04 Feb 2009
Quantum cascade lasers have opened up a whole host of important applications in the mid-infrared. Marie Freebody speaks to Federico Capasso to find out about the latest progress in the laser's development and the factors that are shaping its commercialization.
Federico Capasso invented the first quantum cascade laser (QCL) in 1994 along with colleagues at Bell Laboratories, US. He has remained active in the field for 15 years and is now the Robert L Wallace Professor of Applied Physics and the Vinton Hayes Senior Research Fellow in Electrical Engineering at Harvard University, US.
Can you explain how a QCL works?
A QCL is radically different from a conventional semiconductor diode laser where the emission wavelength depends on the semiconductor bandgap. A QCL contains a series of quantum wells, and its emission wavelength can be varied simply by changing the thickness of the quantum well layers.
From this point of view, the QCL is an enabling device that allows you to reach all of the mid-infrared spectrum (3–25 µm), a large part of the far-infrared (50–300 µm) and beyond into sub-millimetre wavelengths.
The other key difference is that a QCL uses a cascaded process, which means that once an electron jumps from one upper energy level to a lower level, it is not lost. It can be re-injected into the next stage to emit a second photon. This cascading process allows you to recycle the same electron many times resulting in a very powerful laser.
Why is QCL research important and what are the main applications?
QCLs have opened up mid-infrared pho-tonics, which is very important for sensing applications in fields such as environmental air-quality monitoring, medical diagnostics and homeland security. Before the invention of the QCL, there was no compact mid-infrared semiconductor laser that could operate at room temperature with high power in both pulsed and CW mode.
A QCL can access two important windows (3–5 µm and 8–13 µm) in which the atmosphere is reasonably transparent, allowing detection of pollutants. There are also numerous applications in spectroscopy such as combustion diagnostics, breath analysis for medical purposes and process control in industry.
In terms of defence, chemical sensing can detect explosives or toxic gases. The field of countermeasures is also important in which a powerful QCL can blind the detector of heat-seeking missiles.
How difficult is it to transfer QCLs from the laboratory to the market?
Commercialization of these lasers is in full swing. You can already buy QCL wafers, devices and sensors from a number of companies in Europe and the US. We are currently collaborating with Hamamatsu Photonics in Japan, which is commercializing QCLs. In Europe, Alcatel has a partnership with Thales and has created a company called III-V Laboratories that is manufacturing and selling QCLs.
There is no fundamental difficulty in commercializing these lasers because the underlying technology is the same as found in conventional lasers. A few years ago, my group joined forces with Agilent Technologies to show that a high-performance CW room temperature QCL could be fabricated using the same standard thin-film growth technology (MOCVD) used by semiconductor manufacturers.

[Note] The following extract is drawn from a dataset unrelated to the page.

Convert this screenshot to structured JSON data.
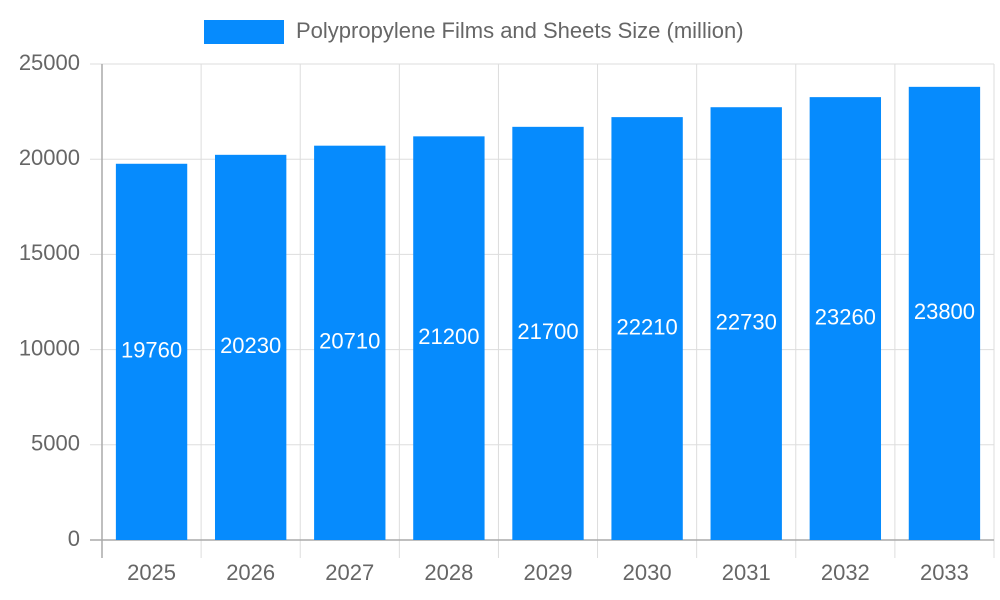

Commercialization of QCLs will follow the same curve as traditional lasers – initially the production volume is low and the laser costs are high. But as production volume increases, the price decreases.
What have been the most important technological advances in the field?
The Razeghi group at Northwestern University, US, as well as my group in collaboration with the US-based gas sensor manufacturer Pranalytica, have developed QCLs with higher power levels and higher power efficiencies. Both groups have demonstrated watt-level power output at room temperature with a power efficiency of over 10%. Until recently QCL power efficiency was only around a few percent.
Another important advance made by the Jerome Faist group has been creating QCL sources that span a large wavelength range. Our goal is to make a compact laser spectrometer to compete with a Fourier transform infrared spectrometer.
Currently a terahertz QCL can only operate when cooled to around 200K but the ultimate goal is to achieve higher operating temperatures. Last year, we demonstrated the first room-temperature terahertz QCL-based source by creating a dual-frequency QCL. We employed difference frequency generation to obtain a beam in the terahertz regime. The power level was still small but hopefully we will develop a milliwatt level source in the future.
What will the next big breakthrough be and what key challenges remain?
Remaining challenges include developing a modelocked QCL that emits picosecond pulses, obtaining greater broadband capability and creating a high-performance QCL that emits shorter wavelengths (around 2 3 µm). Another difficult task is to push QCLs to emit at telecoms wavelengths, which is likely to take 5–10 years.
Theory suggests that a power efficiency of 30–35% in the mid-infrared is possible. In the terahertz regime, a thermoelectrically cooled QCL could be developed in the next couple of years that operates above 200K and a room-temperature terahertz nonlinear optical QCL source that emits at milliwatt level power could be possible in the next five years.